Причин две: поверхностная и более глубинная. Та, что «на поверхности», проста – наука, как процесс получения нового знания, всегда зависит от властных структур, без их финансовой поддержки она существовать не может. «Глубинная» причина так же понятна: Академия наук, получая средства от большевиков, не станет работать на них (так, по крайней мере в первое время, думали академики) – ведь наука не служит народу, наука не пресмыкается перед властью, она имеет только одну цель: поиск Истины, а Истина не может быть угодной или неугодной, полезной или бесполезной. Позиция эта, надо сказать, была не просто искренней, но единственно верной. Поэтому Академия наук ни на один день не прекращала работу и после Октябрьского переворота.

Самые первые контакты руководства Академии наук с советской властью прослежены достаточно подробно [300], в том числе и автором этой работы [301]. Поэтому в данном случае сосредоточим внимание не столько на хорошо известных фактах, сколько на их трактовке. Ранее, по понятным причинам, они толковались с явным смещением акцентов, а вся проблема преподносилась как равноправные переговоры достойных друг друга партнеров, хотя на самом деле это были, конечно, не переговоры, а просто политическая игра, ибо Ленину было далеко не безразлично, как отнесется к идеологии «пролетарской революции» интеллектуальная элита России. Хотя все приличия и были соблюдены: визиты представителя Наркомпроса в Академию наук, обмен посланиями на «высшем уровне» и тому подобный декорум.

Интересен и другой разворот вопроса: «переговоры» Академии наук с Наркомпросом велись в январе-марте 1918 г., т.е. в самом начале гражданской войны, исход которой тогда был абсолютно неясен. На карту поэтому были поставлены не только политическая зрелость, но и нравственные ориентиры русских ученых…

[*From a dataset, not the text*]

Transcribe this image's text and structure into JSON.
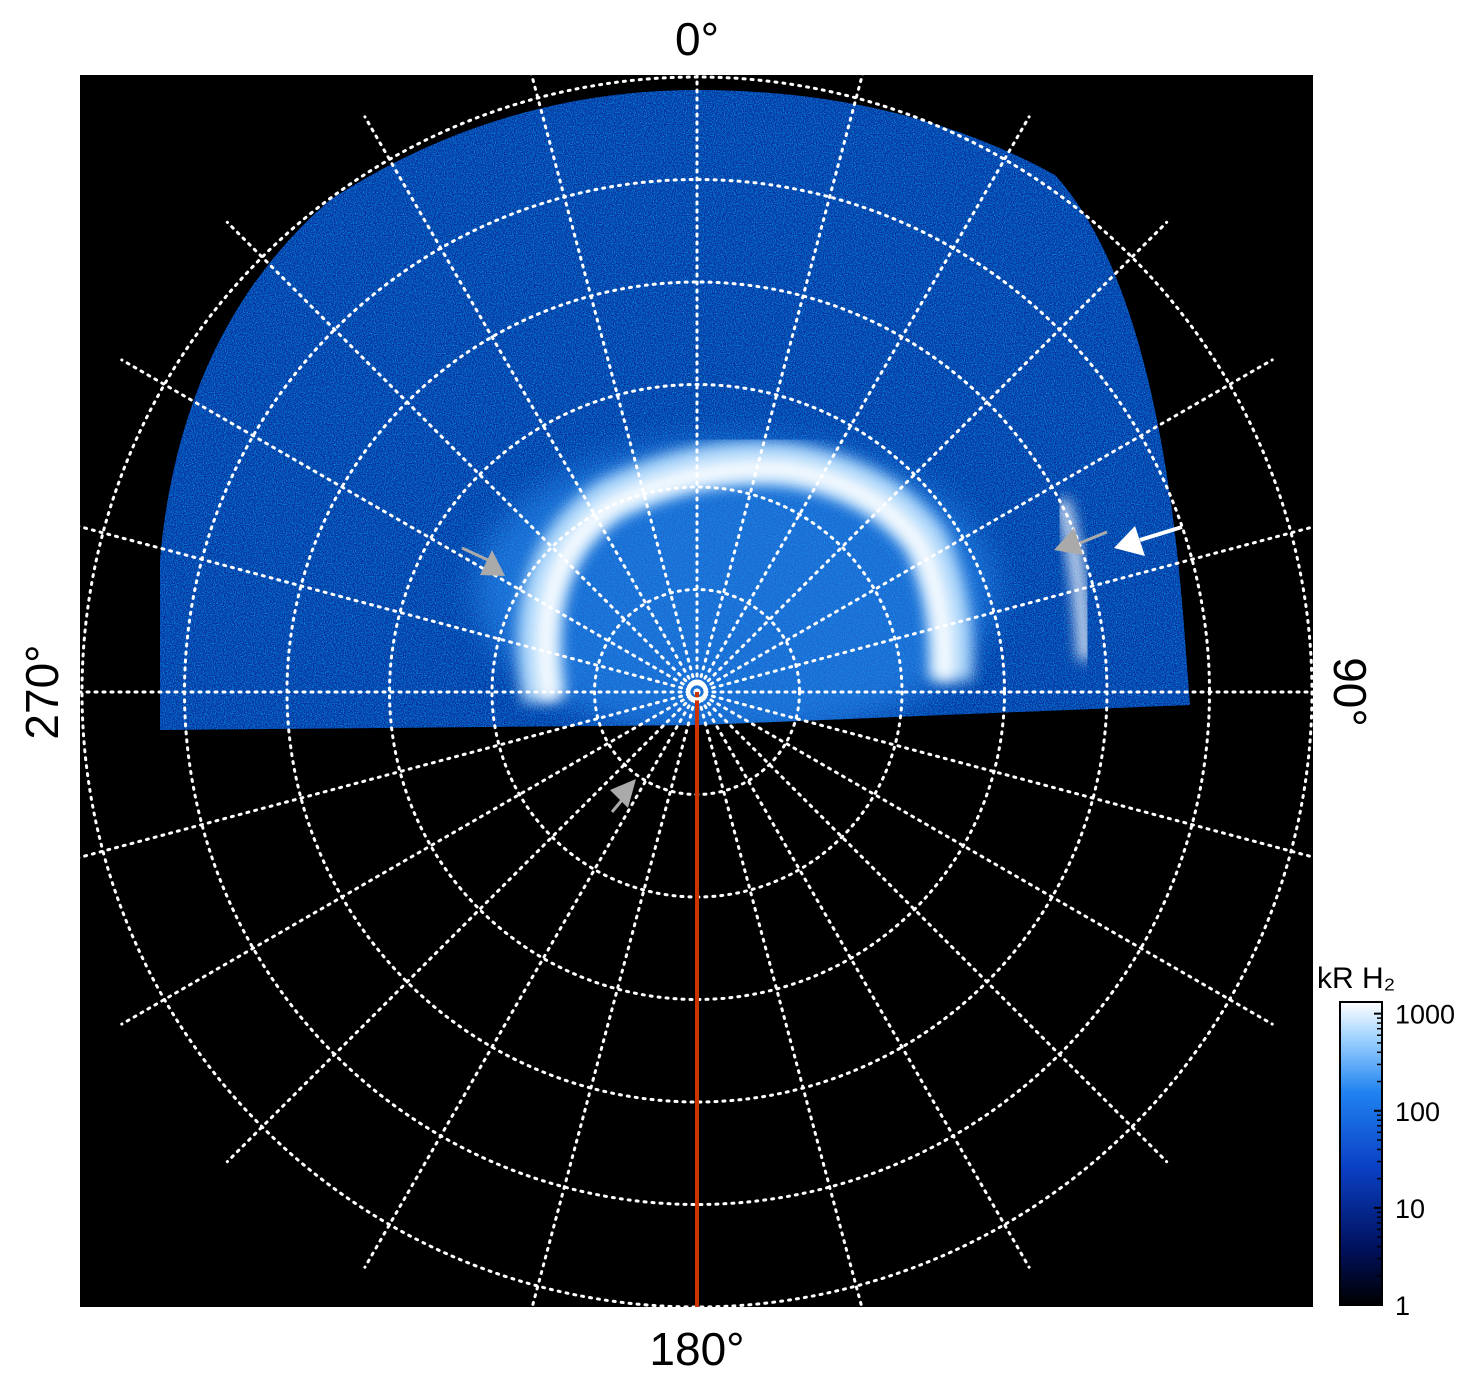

Начинался 1917 год тревожными известиями с фронтов I Мировой войны, нараставшим продовольственным кризисом и непримиримым противостоянием Думы и Правительства. В конце февраля этот политический нарыв лопнул и на страну вдруг обрушилась неуправляемая лавина «свобод».

Никто не опечалился отречением Николая II (как вспоминал Д.В. Философов, еще 25 февраля по улицам Петрограда “носили… портрет Государя «вверх ногами»” [302]); никто поначалу не обратил внимания на убийственный для армии – а значит и для России – печально знаменитый приказ № 1. Все ликовали. “Февральское безумие” (И.А. Ильин), как бы зловеще сфокусировалось в словах П.Н. Милюкова: “Наше слово есть уже наше дело”, обернулось приговором первому прорыву в демократию русской истории.

События 26 и 27 февраля застали столичных демократов “врасплох” [303].

Это потом, как писал И.В. Гессен, вспоминалось, что Петроград тех дней “кишел разнузданным солдатьем”, что очереди у хлебных лавок с каждым днем удлинялись и становились “угрюмее”, что улицы были заполнены толпами “озверевшего обывателя” с красными бантами в петлицах, что лозунг интеллигенции: “всё для войны до победы!” был враждебен толпе, милей же ей были “пораженческие призывы большевиков”, что “цель успешного завершения войны заслонила все другие вожделения”. Революция, одним словом, “шла неуверенно, пошатываясь, спотыкаясь и пугливо озираясь по сторонам, не юркнуть ли в подворотню” [304].

А пришла она с красными знаменами (верный признак того, что «демократическая революция» сразу выказала свое презрение к традиционным символам российской государственности), с обращениями «гражданин» и «товарищ», с погромами полицейских участков и винных складов, с обысками у «господ», с плакатами «Пролетарии всех стран, соединяйтесь!», с откровенным презрением к деятелям рухнувшего режима и лобызаниями «вождей» с дворниками и швейцарами. Всё выглядело картинно и противоестественно.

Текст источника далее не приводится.